China National Petroleum Corp. bought a stake in Abu Dhabi’s largest oil concession as the Middle Eastern emirate with 6 percent of global crude reserves looks increasingly to Asia, its biggest market, for investment to raise output capacity.
Abu Dhabi National Oil Co. awarded CNPC an 8 percent stake in the onshore venture in return for a $1.8 billion signing bonus, Adnoc said Sunday in a statement. State-run CNPC is the venture’s third Asian partner, joining Japanese and South Korean companies alongside BP Plc and Total SA. BP signed on to the project in December, and Total in January 2015.
Asia will show the fastest growth in energy demand over the next two decades, according to the International Energy Agency. Abu Dhabi is among Persian Gulf oil producers including Saudi Arabia and Iraq that are tapping Asia for energy investments. While European and U.S. companies have pumped oil in the Middle East for more than a century, their Asian counterparts are relative newcomers.
“If you’re Abu Dhabi and looking for demand growth, China is the future and its demand is going to continue to grow,” Chris Gunson, a Dubai-based lawyer at Amereller Legal Consultants, said Sunday. “For the big buyers in Asia, the logical source of that future supply is the Gulf.”
CNPC is joining the Abu Dhabi Company for Onshore Petroleum Operations, or ADCO. BP and Total each hold 10 percent stakes in the venture, while Japan’s Inpex Corp. owns 5 percent and GS Energy Corp. of South Korea holds 3 percent. Abu Dhabi plans to retain a 60 percent stake in ADCO and is seeking an investor for the remaining 4 percent, Adnoc said in the statement.
Japanese companies are partners in at least four other oil-production ventures in Abu Dhabi, the largest sheikhdom in the United Arab Emirates. Korean and Chinese companies are exploring at smaller concessions in the emirate. CNPC’s engineering arm also helped build an export pipeline in Abu Dhabi.
Elsewhere in the region, CNPC is developing Iraq’s biggest oil field, together with BP. China Petroleum and Chemical Corp. is a partner in a refinery in Saudi Arabia, and Chinese firms are developing crude deposits in Iran.
Abu Dhabi is seeking to boost production capacity to 3.5 million barrels a day by 2018. ADCO pumps about half of Abu Dhabi’s roughly 3 million barrels of daily crude output.

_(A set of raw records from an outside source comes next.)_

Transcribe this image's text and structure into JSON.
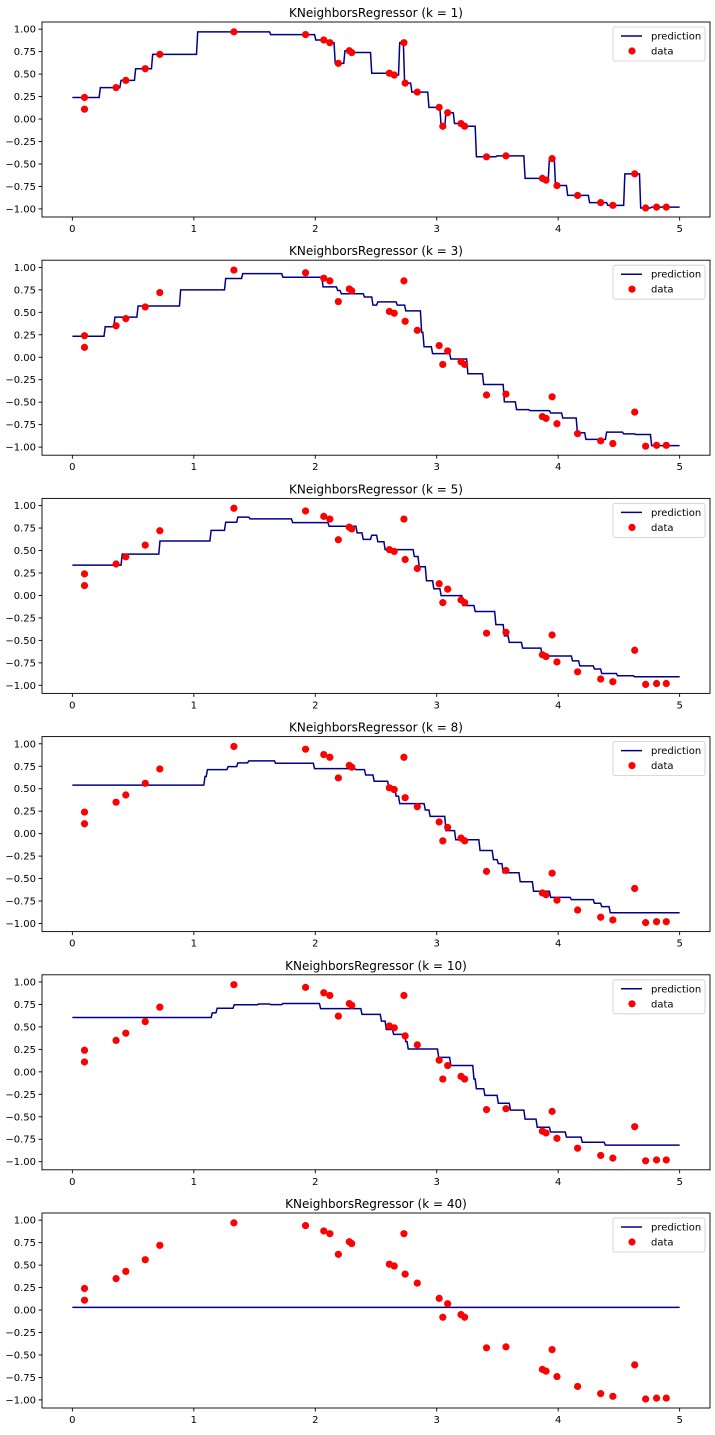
{
  "chart_data": {
    "type": "line",
    "figure": "KNN regression, six subplots stacked vertically",
    "xlim": [
      -0.25,
      5.25
    ],
    "ylim": [
      -1.09,
      1.08
    ],
    "x_ticks": [
      0,
      1,
      2,
      3,
      4,
      5
    ],
    "x_tick_labels": [
      "0",
      "1",
      "2",
      "3",
      "4",
      "5"
    ],
    "y_ticks": [
      1.0,
      0.75,
      0.5,
      0.25,
      0.0,
      -0.25,
      -0.5,
      -0.75,
      -1.0
    ],
    "y_tick_labels": [
      "1.00",
      "0.75",
      "0.50",
      "0.25",
      "0.00",
      "−0.25",
      "−0.50",
      "−0.75",
      "−1.00"
    ],
    "grid": false,
    "legend": {
      "placement": "top-right",
      "entries": [
        "prediction",
        "data"
      ]
    },
    "colors": {
      "prediction": "#00008b",
      "data": "#ff0000"
    },
    "prediction_x_range": [
      0,
      5
    ],
    "prediction_samples": 500,
    "data": {
      "x": [
        0.1,
        0.1,
        0.36,
        0.44,
        0.6,
        0.72,
        1.33,
        1.92,
        2.07,
        2.12,
        2.19,
        2.28,
        2.3,
        2.61,
        2.65,
        2.73,
        2.74,
        2.84,
        3.02,
        3.05,
        3.09,
        3.2,
        3.23,
        3.41,
        3.57,
        3.87,
        3.9,
        3.95,
        3.99,
        4.16,
        4.35,
        4.45,
        4.63,
        4.72,
        4.81,
        4.89
      ],
      "y": [
        0.24,
        0.11,
        0.35,
        0.43,
        0.56,
        0.72,
        0.97,
        0.94,
        0.88,
        0.85,
        0.62,
        0.76,
        0.74,
        0.51,
        0.49,
        0.85,
        0.4,
        0.3,
        0.13,
        -0.08,
        0.07,
        -0.05,
        -0.08,
        -0.42,
        -0.41,
        -0.66,
        -0.68,
        -0.44,
        -0.74,
        -0.85,
        -0.93,
        -0.96,
        -0.61,
        -0.99,
        -0.98,
        -0.98
      ]
    },
    "panels": [
      {
        "title": "KNeighborsRegressor (k = 1)",
        "k": 1
      },
      {
        "title": "KNeighborsRegressor (k = 3)",
        "k": 3
      },
      {
        "title": "KNeighborsRegressor (k = 5)",
        "k": 5
      },
      {
        "title": "KNeighborsRegressor (k = 8)",
        "k": 8
      },
      {
        "title": "KNeighborsRegressor (k = 10)",
        "k": 10
      },
      {
        "title": "KNeighborsRegressor (k = 40)",
        "k": 40
      }
    ]
  }
}
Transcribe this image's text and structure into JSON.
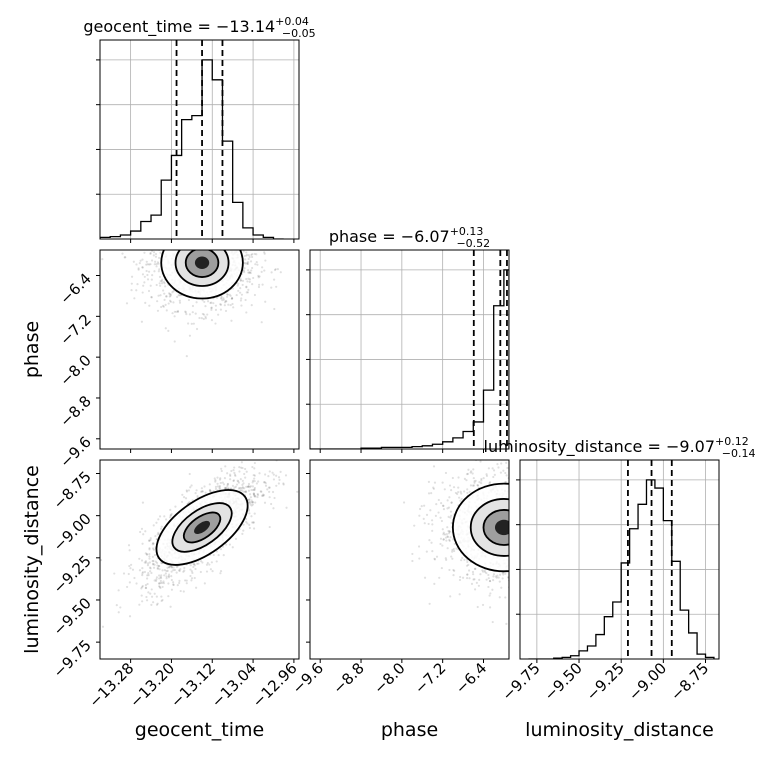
{
  "chart_data": {
    "type": "corner",
    "parameters": [
      {
        "name": "geocent_time",
        "title_label": "geocent_time = −13.14",
        "title_sup": "+0.04",
        "title_sub": "−0.05",
        "median": -13.14,
        "q_lo": -13.19,
        "q_hi": -13.1,
        "range": [
          -13.34,
          -12.95
        ],
        "ticks": [
          -13.28,
          -13.2,
          -13.12,
          -13.04,
          -12.96
        ],
        "tick_labels": [
          "−13.28",
          "−13.20",
          "−13.12",
          "−13.04",
          "−12.96"
        ]
      },
      {
        "name": "phase",
        "title_label": "phase = −6.07",
        "title_sup": "+0.13",
        "title_sub": "−0.52",
        "median": -6.07,
        "q_lo": -6.59,
        "q_hi": -5.94,
        "range": [
          -9.8,
          -5.9
        ],
        "ticks": [
          -9.6,
          -8.8,
          -8.0,
          -7.2,
          -6.4
        ],
        "tick_labels": [
          "−9.6",
          "−8.8",
          "−8.0",
          "−7.2",
          "−6.4"
        ]
      },
      {
        "name": "luminosity_distance",
        "title_label": "luminosity_distance = −9.07",
        "title_sup": "+0.12",
        "title_sub": "−0.14",
        "median": -9.07,
        "q_lo": -9.21,
        "q_hi": -8.95,
        "range": [
          -9.85,
          -8.67
        ],
        "ticks": [
          -9.75,
          -9.5,
          -9.25,
          -9.0,
          -8.75
        ],
        "tick_labels": [
          "−9.75",
          "−9.50",
          "−9.25",
          "−9.00",
          "−8.75"
        ]
      }
    ],
    "histograms": {
      "geocent_time": {
        "bin_edges": [
          -13.34,
          -13.32,
          -13.3,
          -13.28,
          -13.26,
          -13.24,
          -13.22,
          -13.2,
          -13.18,
          -13.16,
          -13.14,
          -13.12,
          -13.1,
          -13.08,
          -13.06,
          -13.04,
          -13.02,
          -13.0,
          -12.98
        ],
        "counts": [
          2,
          3,
          5,
          10,
          22,
          30,
          74,
          105,
          150,
          155,
          225,
          200,
          123,
          46,
          14,
          5,
          2,
          0
        ]
      },
      "phase": {
        "bin_edges": [
          -9.8,
          -9.6,
          -9.4,
          -9.2,
          -9.0,
          -8.8,
          -8.6,
          -8.4,
          -8.2,
          -8.0,
          -7.8,
          -7.6,
          -7.4,
          -7.2,
          -7.0,
          -6.8,
          -6.6,
          -6.4,
          -6.2,
          -6.0,
          -5.9
        ],
        "counts": [
          0,
          0,
          0,
          0,
          0,
          1,
          1,
          2,
          2,
          2,
          3,
          4,
          6,
          9,
          14,
          22,
          34,
          74,
          180,
          225
        ]
      },
      "luminosity_distance": {
        "bin_edges": [
          -9.8,
          -9.75,
          -9.7,
          -9.65,
          -9.6,
          -9.55,
          -9.5,
          -9.45,
          -9.4,
          -9.35,
          -9.3,
          -9.25,
          -9.2,
          -9.15,
          -9.1,
          -9.05,
          -9.0,
          -8.95,
          -8.9,
          -8.85,
          -8.8,
          -8.75,
          -8.7
        ],
        "counts": [
          0,
          0,
          0,
          1,
          2,
          4,
          10,
          16,
          30,
          52,
          70,
          118,
          160,
          190,
          220,
          210,
          170,
          120,
          60,
          32,
          6,
          2
        ]
      }
    },
    "scatter_2d": [
      {
        "x_param": "geocent_time",
        "y_param": "phase",
        "center": [
          -13.14,
          -6.15
        ],
        "spread": [
          0.04,
          0.35
        ],
        "correlation": 0.0
      },
      {
        "x_param": "geocent_time",
        "y_param": "luminosity_distance",
        "center": [
          -13.14,
          -9.07
        ],
        "spread": [
          0.045,
          0.13
        ],
        "correlation": 0.75
      },
      {
        "x_param": "phase",
        "y_param": "luminosity_distance",
        "center": [
          -6.0,
          -9.07
        ],
        "spread": [
          0.5,
          0.13
        ],
        "correlation": 0.0
      }
    ],
    "grid": true
  }
}
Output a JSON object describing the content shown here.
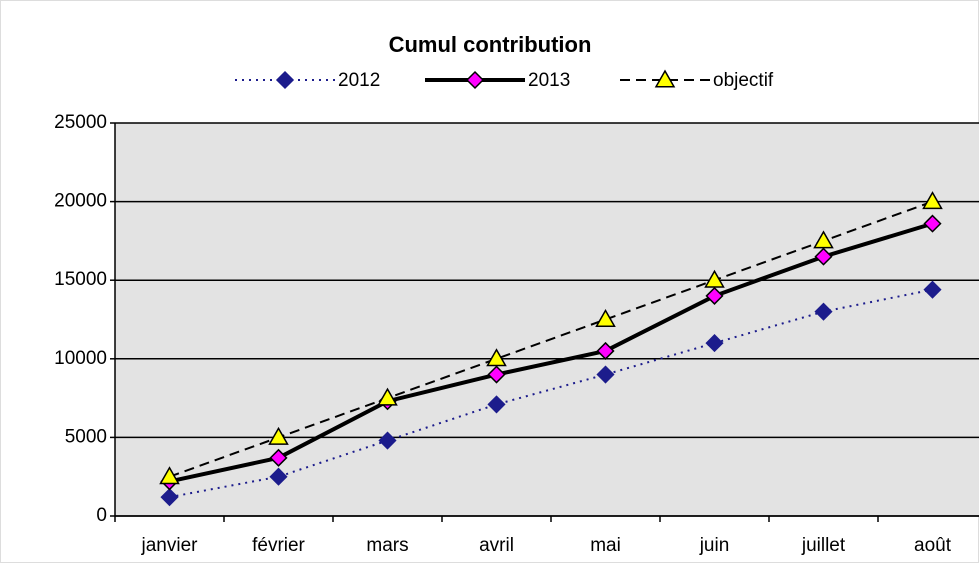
{
  "chart_data": {
    "type": "line",
    "title": "Cumul contribution",
    "categories": [
      "janvier",
      "février",
      "mars",
      "avril",
      "mai",
      "juin",
      "juillet",
      "août"
    ],
    "series": [
      {
        "name": "2012",
        "color": "#1c1c8c",
        "dash": "dotted",
        "marker": "diamond",
        "values": [
          1200,
          2500,
          4800,
          7100,
          9000,
          11000,
          13000,
          14400
        ]
      },
      {
        "name": "2013",
        "color": "#ff00ff",
        "dash": "solid",
        "marker": "diamond",
        "values": [
          2200,
          3700,
          7300,
          9000,
          10500,
          14000,
          16500,
          18600
        ]
      },
      {
        "name": "objectif",
        "color": "#ffff00",
        "dash": "dashed",
        "marker": "triangle",
        "values": [
          2500,
          5000,
          7500,
          10000,
          12500,
          15000,
          17500,
          20000
        ]
      }
    ],
    "ylim": [
      0,
      25000
    ],
    "yticks": [
      0,
      5000,
      10000,
      15000,
      20000,
      25000
    ],
    "grid": true
  }
}
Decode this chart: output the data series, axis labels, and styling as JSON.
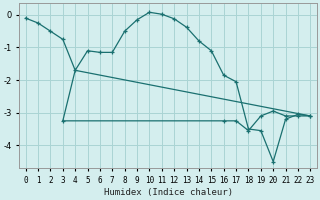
{
  "xlabel": "Humidex (Indice chaleur)",
  "bg_color": "#d4eeee",
  "line_color": "#1a7070",
  "grid_color": "#aad4d4",
  "xlim": [
    -0.5,
    23.5
  ],
  "ylim": [
    -4.7,
    0.35
  ],
  "xticks": [
    0,
    1,
    2,
    3,
    4,
    5,
    6,
    7,
    8,
    9,
    10,
    11,
    12,
    13,
    14,
    15,
    16,
    17,
    18,
    19,
    20,
    21,
    22,
    23
  ],
  "yticks": [
    0,
    -1,
    -2,
    -3,
    -4
  ],
  "line1_x": [
    0,
    1,
    2,
    3,
    4,
    5,
    6,
    7,
    8,
    9,
    10,
    11,
    12,
    13,
    14,
    15,
    16,
    17,
    18,
    19,
    20,
    21,
    22,
    23
  ],
  "line1_y": [
    -0.1,
    -0.25,
    -0.5,
    -0.75,
    -1.7,
    -1.1,
    -1.15,
    -1.15,
    -0.5,
    -0.15,
    0.08,
    0.02,
    -0.12,
    -0.38,
    -0.8,
    -1.1,
    -1.85,
    -2.05,
    -3.5,
    -3.55,
    -4.5,
    -3.2,
    -3.05,
    -3.1
  ],
  "line2_x": [
    3,
    16,
    17,
    18,
    19,
    20,
    21,
    22,
    23
  ],
  "line2_y": [
    -3.25,
    -3.25,
    -3.25,
    -3.55,
    -3.1,
    -2.95,
    -3.1,
    -3.1,
    -3.1
  ],
  "line3_x": [
    3,
    4,
    23
  ],
  "line3_y": [
    -3.25,
    -1.7,
    -3.1
  ]
}
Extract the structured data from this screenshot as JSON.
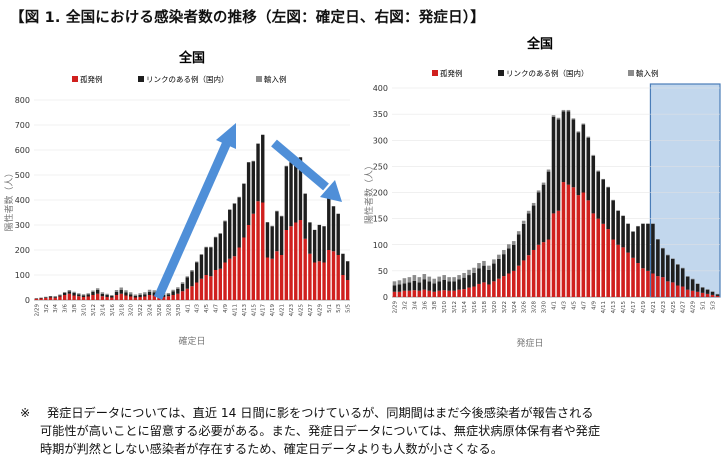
{
  "heading": "【図 1.  全国における感染者数の推移（左図：確定日、右図：発症日）】",
  "note": {
    "mark": "※",
    "line1": "発症日データについては、直近 14 日間に影をつけているが、同期間はまだ今後感染者が報告される",
    "line2": "可能性が高いことに留意する必要がある。また、発症日データについては、無症状病原体保有者や発症",
    "line3": "時期が判然としない感染者が存在するため、確定日データよりも人数が小さくなる。"
  },
  "colors": {
    "sporadic": "#d0201e",
    "linked": "#1e1e1e",
    "imported": "#8c8c8c",
    "shade": "#a8c6e6",
    "shade_border": "#4a7db8",
    "arrow": "#4f8fd8"
  },
  "chart_data": [
    {
      "type": "bar",
      "stacked": true,
      "title": "全国",
      "xlabel": "確定日",
      "ylabel": "陽性者数（人）",
      "ylim": [
        0,
        800
      ],
      "yticks": [
        0,
        100,
        200,
        300,
        400,
        500,
        600,
        700,
        800
      ],
      "legend": [
        "孤発例",
        "リンクのある例（国内）",
        "輸入例"
      ],
      "legend_position": "top",
      "categories": [
        "2/29",
        "3/1",
        "3/2",
        "3/3",
        "3/4",
        "3/5",
        "3/6",
        "3/7",
        "3/8",
        "3/9",
        "3/10",
        "3/11",
        "3/12",
        "3/13",
        "3/14",
        "3/15",
        "3/16",
        "3/17",
        "3/18",
        "3/19",
        "3/20",
        "3/21",
        "3/22",
        "3/23",
        "3/24",
        "3/25",
        "3/26",
        "3/27",
        "3/28",
        "3/29",
        "3/30",
        "3/31",
        "4/1",
        "4/2",
        "4/3",
        "4/4",
        "4/5",
        "4/6",
        "4/7",
        "4/8",
        "4/9",
        "4/10",
        "4/11",
        "4/12",
        "4/13",
        "4/14",
        "4/15",
        "4/16",
        "4/17",
        "4/18",
        "4/19",
        "4/20",
        "4/21",
        "4/22",
        "4/23",
        "4/24",
        "4/25",
        "4/26",
        "4/27",
        "4/28",
        "4/29",
        "4/30",
        "5/1",
        "5/2",
        "5/3",
        "5/4",
        "5/5"
      ],
      "series": [
        {
          "name": "孤発例",
          "values": [
            5,
            6,
            8,
            10,
            9,
            14,
            20,
            25,
            18,
            15,
            12,
            14,
            20,
            25,
            15,
            12,
            10,
            20,
            25,
            18,
            14,
            10,
            12,
            14,
            20,
            18,
            14,
            12,
            15,
            20,
            25,
            35,
            45,
            55,
            70,
            85,
            100,
            95,
            120,
            125,
            150,
            165,
            175,
            210,
            250,
            300,
            345,
            395,
            390,
            170,
            165,
            195,
            180,
            280,
            295,
            310,
            320,
            245,
            185,
            150,
            155,
            150,
            200,
            195,
            180,
            100,
            80
          ]
        },
        {
          "name": "リンクのある例（国内）",
          "values": [
            2,
            3,
            3,
            4,
            4,
            5,
            8,
            10,
            10,
            8,
            7,
            8,
            12,
            15,
            10,
            8,
            6,
            12,
            15,
            12,
            9,
            6,
            8,
            9,
            13,
            12,
            10,
            9,
            8,
            15,
            20,
            30,
            45,
            60,
            80,
            95,
            110,
            115,
            130,
            140,
            165,
            195,
            210,
            200,
            215,
            250,
            210,
            230,
            270,
            140,
            130,
            160,
            155,
            255,
            255,
            240,
            250,
            180,
            125,
            130,
            145,
            145,
            210,
            180,
            165,
            85,
            75
          ]
        },
        {
          "name": "輸入例",
          "values": [
            1,
            1,
            2,
            2,
            3,
            3,
            4,
            5,
            5,
            4,
            4,
            5,
            6,
            7,
            6,
            5,
            4,
            8,
            10,
            9,
            8,
            6,
            7,
            8,
            8,
            9,
            8,
            7,
            5,
            6,
            6,
            6,
            5,
            5,
            4,
            4,
            3,
            3,
            3,
            3,
            3,
            3,
            3,
            3,
            2,
            2,
            2,
            2,
            2,
            2,
            2,
            2,
            2,
            2,
            2,
            2,
            2,
            2,
            1,
            1,
            1,
            1,
            1,
            1,
            1,
            1,
            1
          ]
        }
      ]
    },
    {
      "type": "bar",
      "stacked": true,
      "title": "全国",
      "xlabel": "発症日",
      "ylabel": "陽性者数（人）",
      "ylim": [
        0,
        400
      ],
      "yticks": [
        0,
        50,
        100,
        150,
        200,
        250,
        300,
        350,
        400
      ],
      "legend": [
        "孤発例",
        "リンクのある例（国内）",
        "輸入例"
      ],
      "legend_position": "top",
      "shaded_last_days": 14,
      "categories": [
        "2/29",
        "3/1",
        "3/2",
        "3/3",
        "3/4",
        "3/5",
        "3/6",
        "3/7",
        "3/8",
        "3/9",
        "3/10",
        "3/11",
        "3/12",
        "3/13",
        "3/14",
        "3/15",
        "3/16",
        "3/17",
        "3/18",
        "3/19",
        "3/20",
        "3/21",
        "3/22",
        "3/23",
        "3/24",
        "3/25",
        "3/26",
        "3/27",
        "3/28",
        "3/29",
        "3/30",
        "3/31",
        "4/1",
        "4/2",
        "4/3",
        "4/4",
        "4/5",
        "4/6",
        "4/7",
        "4/8",
        "4/9",
        "4/10",
        "4/11",
        "4/12",
        "4/13",
        "4/14",
        "4/15",
        "4/16",
        "4/17",
        "4/18",
        "4/19",
        "4/20",
        "4/21",
        "4/22",
        "4/23",
        "4/24",
        "4/25",
        "4/26",
        "4/27",
        "4/28",
        "4/29",
        "4/30",
        "5/1",
        "5/2",
        "5/3",
        "5/4"
      ],
      "series": [
        {
          "name": "孤発例",
          "values": [
            10,
            10,
            12,
            12,
            13,
            12,
            14,
            12,
            10,
            12,
            13,
            12,
            12,
            14,
            15,
            18,
            20,
            25,
            28,
            24,
            30,
            35,
            40,
            45,
            50,
            60,
            70,
            80,
            90,
            100,
            105,
            110,
            160,
            165,
            220,
            215,
            210,
            195,
            200,
            185,
            160,
            150,
            140,
            130,
            110,
            100,
            95,
            85,
            75,
            65,
            55,
            50,
            45,
            40,
            38,
            30,
            28,
            22,
            20,
            14,
            12,
            10,
            8,
            6,
            4,
            2
          ]
        },
        {
          "name": "リンクのある例（国内）",
          "values": [
            12,
            14,
            14,
            16,
            18,
            16,
            20,
            18,
            16,
            18,
            20,
            18,
            18,
            20,
            22,
            24,
            26,
            30,
            32,
            28,
            34,
            38,
            42,
            48,
            50,
            60,
            70,
            80,
            85,
            100,
            110,
            130,
            185,
            175,
            135,
            140,
            130,
            120,
            130,
            120,
            110,
            90,
            85,
            80,
            75,
            65,
            60,
            55,
            50,
            70,
            85,
            90,
            95,
            70,
            55,
            50,
            45,
            40,
            35,
            25,
            22,
            15,
            10,
            8,
            6,
            3
          ]
        },
        {
          "name": "輸入例",
          "values": [
            8,
            8,
            10,
            10,
            11,
            10,
            10,
            9,
            9,
            9,
            9,
            8,
            8,
            8,
            9,
            10,
            10,
            10,
            9,
            8,
            8,
            8,
            8,
            8,
            7,
            6,
            6,
            5,
            5,
            4,
            4,
            4,
            3,
            3,
            3,
            3,
            2,
            2,
            2,
            2,
            2,
            2,
            1,
            1,
            1,
            1,
            1,
            1,
            1,
            1,
            1,
            1,
            1,
            1,
            1,
            1,
            1,
            1,
            1,
            1,
            1,
            1,
            1,
            1,
            1,
            1
          ]
        }
      ]
    }
  ]
}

The emirate is expanding production capacity even amid a global oil glut that cut prices to an average of about $50 a barrel over the last two years. The Organization of Petroleum Exporting Countries, of which the U.A.E. is the fourth-biggest producer, agreed in November to cut production in effort to trim crude stockpiles and boost prices.
The 40-year concession replaces an earlier agreement under which Western oil majors pumped the emirate’s crude. Exxon Mobil Corp. and Royal Dutch Shell Plc took part in the previous venture, also called ADCO, along with BP, Total and Portugal’s Partex Oil & Gas Group. That deal expired in January 2014. Adnoc ran the concession on its own for a year, then backdated the new deal to Jan. 1, 2015.